5. Take individual and team responsibility, function effectively and respectively as an individual and a member or a leader of a team; and have the skills to work effectively in multi-disciplinary teams.


1. Possess sufficient knowledge of mathematics, science and program-specific engineering topics; use theoretical and applied knowledge of these areas in complex engineering problems.

2. Identify, define, formulate and solve complex engineering problems; choose and apply suitable analysis and modeling methods for this purpose.

3. Develop, choose and use modern techniques and tools that are needed for analysis and solution of complex problems faced in engineering applications; possess knowledge of standards used in engineering applications; use information technologies effectively.

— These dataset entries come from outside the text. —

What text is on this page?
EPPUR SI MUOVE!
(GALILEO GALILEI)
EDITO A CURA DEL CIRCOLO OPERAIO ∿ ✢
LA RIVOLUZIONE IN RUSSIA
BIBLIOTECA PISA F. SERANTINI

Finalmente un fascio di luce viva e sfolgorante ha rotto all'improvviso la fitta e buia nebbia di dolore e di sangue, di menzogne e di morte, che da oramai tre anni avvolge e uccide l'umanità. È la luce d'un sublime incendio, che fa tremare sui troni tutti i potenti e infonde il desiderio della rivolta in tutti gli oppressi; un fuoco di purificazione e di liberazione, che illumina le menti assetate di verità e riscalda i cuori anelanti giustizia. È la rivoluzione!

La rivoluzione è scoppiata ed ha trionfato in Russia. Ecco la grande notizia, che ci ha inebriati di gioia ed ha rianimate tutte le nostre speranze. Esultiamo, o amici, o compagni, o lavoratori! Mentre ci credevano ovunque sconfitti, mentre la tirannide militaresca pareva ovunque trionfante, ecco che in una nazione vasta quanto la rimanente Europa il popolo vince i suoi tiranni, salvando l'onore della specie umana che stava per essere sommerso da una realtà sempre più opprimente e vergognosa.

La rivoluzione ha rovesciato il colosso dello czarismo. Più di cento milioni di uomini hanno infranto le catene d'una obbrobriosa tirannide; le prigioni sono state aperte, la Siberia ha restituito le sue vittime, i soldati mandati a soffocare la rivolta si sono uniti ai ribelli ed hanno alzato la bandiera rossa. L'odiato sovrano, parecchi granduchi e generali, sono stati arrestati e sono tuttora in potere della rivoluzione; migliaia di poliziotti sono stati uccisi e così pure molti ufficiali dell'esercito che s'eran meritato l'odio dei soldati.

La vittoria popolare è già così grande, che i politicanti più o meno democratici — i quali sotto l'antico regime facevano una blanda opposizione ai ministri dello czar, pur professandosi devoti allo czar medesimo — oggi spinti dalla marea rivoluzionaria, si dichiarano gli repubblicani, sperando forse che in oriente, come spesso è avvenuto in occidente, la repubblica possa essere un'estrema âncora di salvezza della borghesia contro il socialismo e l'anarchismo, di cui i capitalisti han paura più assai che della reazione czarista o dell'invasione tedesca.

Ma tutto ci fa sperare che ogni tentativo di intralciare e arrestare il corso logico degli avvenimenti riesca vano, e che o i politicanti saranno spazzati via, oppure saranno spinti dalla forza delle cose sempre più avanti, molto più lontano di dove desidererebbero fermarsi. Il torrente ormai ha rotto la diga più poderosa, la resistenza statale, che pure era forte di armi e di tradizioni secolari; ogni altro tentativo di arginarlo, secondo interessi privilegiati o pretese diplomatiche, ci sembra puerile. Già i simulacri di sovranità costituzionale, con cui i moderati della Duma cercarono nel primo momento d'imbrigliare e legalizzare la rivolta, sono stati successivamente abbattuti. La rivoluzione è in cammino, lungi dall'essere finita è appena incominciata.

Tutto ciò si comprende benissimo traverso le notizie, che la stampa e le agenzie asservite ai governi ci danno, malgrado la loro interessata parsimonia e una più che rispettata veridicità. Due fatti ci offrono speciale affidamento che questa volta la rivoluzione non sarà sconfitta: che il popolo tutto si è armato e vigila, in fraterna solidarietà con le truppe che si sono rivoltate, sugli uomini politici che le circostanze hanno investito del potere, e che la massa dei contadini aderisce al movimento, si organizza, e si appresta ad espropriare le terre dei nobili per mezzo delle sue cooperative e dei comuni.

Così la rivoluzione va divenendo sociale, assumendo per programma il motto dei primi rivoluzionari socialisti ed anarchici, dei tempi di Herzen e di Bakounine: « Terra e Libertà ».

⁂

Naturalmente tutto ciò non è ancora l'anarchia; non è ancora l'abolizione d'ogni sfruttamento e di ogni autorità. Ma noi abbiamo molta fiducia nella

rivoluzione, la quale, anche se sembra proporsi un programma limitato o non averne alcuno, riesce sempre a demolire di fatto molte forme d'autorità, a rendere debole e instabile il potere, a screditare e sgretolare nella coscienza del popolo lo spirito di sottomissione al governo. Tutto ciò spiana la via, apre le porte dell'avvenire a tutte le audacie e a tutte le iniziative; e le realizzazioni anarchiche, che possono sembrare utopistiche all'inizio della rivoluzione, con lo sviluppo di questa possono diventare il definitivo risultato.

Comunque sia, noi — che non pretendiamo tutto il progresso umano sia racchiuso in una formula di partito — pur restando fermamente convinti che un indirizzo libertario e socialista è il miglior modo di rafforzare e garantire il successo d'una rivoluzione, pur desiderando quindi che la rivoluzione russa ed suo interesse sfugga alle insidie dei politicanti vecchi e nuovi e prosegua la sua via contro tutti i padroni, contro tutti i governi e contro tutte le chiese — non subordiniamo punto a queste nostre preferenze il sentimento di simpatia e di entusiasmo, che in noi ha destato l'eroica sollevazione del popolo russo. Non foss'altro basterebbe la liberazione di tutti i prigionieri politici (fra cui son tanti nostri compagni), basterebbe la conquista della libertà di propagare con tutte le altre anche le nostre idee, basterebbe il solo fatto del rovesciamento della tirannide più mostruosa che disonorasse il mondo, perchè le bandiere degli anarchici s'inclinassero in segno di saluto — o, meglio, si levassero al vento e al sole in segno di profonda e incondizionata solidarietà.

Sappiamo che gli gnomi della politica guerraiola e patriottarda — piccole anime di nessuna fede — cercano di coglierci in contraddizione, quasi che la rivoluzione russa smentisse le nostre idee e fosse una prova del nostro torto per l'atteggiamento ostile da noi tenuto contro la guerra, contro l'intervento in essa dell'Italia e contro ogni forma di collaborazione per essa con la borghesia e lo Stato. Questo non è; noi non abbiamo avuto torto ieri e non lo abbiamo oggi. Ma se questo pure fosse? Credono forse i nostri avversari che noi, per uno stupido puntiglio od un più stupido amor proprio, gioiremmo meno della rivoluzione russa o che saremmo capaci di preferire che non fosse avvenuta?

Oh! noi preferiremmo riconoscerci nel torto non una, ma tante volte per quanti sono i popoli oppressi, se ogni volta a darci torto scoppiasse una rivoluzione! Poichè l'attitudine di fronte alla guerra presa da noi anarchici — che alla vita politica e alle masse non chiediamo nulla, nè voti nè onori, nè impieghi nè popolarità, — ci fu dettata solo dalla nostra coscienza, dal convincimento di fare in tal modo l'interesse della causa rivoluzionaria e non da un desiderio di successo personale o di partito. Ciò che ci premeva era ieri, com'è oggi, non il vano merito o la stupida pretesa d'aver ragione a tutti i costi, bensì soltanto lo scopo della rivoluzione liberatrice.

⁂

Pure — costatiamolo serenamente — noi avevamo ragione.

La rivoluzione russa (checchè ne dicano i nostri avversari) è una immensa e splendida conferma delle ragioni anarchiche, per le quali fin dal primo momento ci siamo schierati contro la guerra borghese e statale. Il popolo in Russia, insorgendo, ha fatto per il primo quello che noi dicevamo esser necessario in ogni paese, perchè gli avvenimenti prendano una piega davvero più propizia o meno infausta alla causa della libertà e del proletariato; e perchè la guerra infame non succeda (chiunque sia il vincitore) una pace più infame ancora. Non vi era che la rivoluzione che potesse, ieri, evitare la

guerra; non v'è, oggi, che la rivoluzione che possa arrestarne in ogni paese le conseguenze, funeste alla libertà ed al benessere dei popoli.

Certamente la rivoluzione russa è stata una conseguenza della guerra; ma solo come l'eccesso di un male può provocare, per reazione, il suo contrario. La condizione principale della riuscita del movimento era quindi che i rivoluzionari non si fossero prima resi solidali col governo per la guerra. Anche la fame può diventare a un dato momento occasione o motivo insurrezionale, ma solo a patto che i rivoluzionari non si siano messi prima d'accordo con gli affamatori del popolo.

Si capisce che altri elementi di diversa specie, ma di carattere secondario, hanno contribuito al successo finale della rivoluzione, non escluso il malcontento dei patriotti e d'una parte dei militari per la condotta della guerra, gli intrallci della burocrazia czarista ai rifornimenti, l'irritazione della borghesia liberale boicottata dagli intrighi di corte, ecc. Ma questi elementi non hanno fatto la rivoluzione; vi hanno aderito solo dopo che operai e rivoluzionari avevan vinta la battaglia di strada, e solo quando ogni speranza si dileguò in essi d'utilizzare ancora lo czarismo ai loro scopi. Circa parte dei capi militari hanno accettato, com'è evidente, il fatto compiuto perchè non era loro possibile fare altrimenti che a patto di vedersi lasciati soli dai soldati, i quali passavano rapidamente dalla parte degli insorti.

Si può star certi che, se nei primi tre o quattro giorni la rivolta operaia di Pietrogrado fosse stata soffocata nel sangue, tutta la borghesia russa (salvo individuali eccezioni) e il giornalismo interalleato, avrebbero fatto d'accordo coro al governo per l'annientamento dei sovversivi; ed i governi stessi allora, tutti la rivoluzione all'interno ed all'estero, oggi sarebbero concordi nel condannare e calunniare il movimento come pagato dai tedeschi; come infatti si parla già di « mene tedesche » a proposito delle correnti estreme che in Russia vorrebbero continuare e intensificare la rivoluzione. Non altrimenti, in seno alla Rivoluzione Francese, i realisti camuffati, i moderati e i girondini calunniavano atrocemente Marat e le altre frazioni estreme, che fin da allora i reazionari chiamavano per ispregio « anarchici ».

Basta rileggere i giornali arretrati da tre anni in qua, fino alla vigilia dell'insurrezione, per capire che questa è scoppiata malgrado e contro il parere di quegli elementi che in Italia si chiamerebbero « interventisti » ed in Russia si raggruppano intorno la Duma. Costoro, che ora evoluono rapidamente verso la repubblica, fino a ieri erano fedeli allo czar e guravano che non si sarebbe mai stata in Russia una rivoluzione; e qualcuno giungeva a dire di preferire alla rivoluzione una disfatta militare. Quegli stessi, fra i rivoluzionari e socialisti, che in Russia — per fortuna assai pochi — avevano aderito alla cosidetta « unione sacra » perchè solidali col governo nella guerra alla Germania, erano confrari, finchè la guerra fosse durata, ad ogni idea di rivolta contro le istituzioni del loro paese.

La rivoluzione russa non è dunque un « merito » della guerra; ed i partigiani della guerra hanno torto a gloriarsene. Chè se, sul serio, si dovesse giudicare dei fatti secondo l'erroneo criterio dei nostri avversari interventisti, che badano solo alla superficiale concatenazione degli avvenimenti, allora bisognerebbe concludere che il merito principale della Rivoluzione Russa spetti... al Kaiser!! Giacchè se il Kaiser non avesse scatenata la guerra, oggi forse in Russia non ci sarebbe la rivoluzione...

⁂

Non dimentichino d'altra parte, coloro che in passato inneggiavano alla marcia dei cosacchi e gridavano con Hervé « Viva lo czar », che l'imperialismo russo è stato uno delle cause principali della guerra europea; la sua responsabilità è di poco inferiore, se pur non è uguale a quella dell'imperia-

4. Ability to design a complex system, process, instrument or a product under realistic constraints and conditions, with the goal of fulfilling specified needs; apply modern design techniques for this purpose.

5. Design and conduct experiments, collect data, analyze and interpret the results to investigate complex engineering problems or program-specific research areas.

6. Knowledge of business practices such as project management, risk management and change management; awareness on innovation; knowledge of sustainable development.

7. Knowledge of impact of engineering solutions in a global, economic, environmental, health and societal context; knowledge of contemporary issues; awareness on legal outcomes of engineering solutions; understanding of professional and ethical responsibility.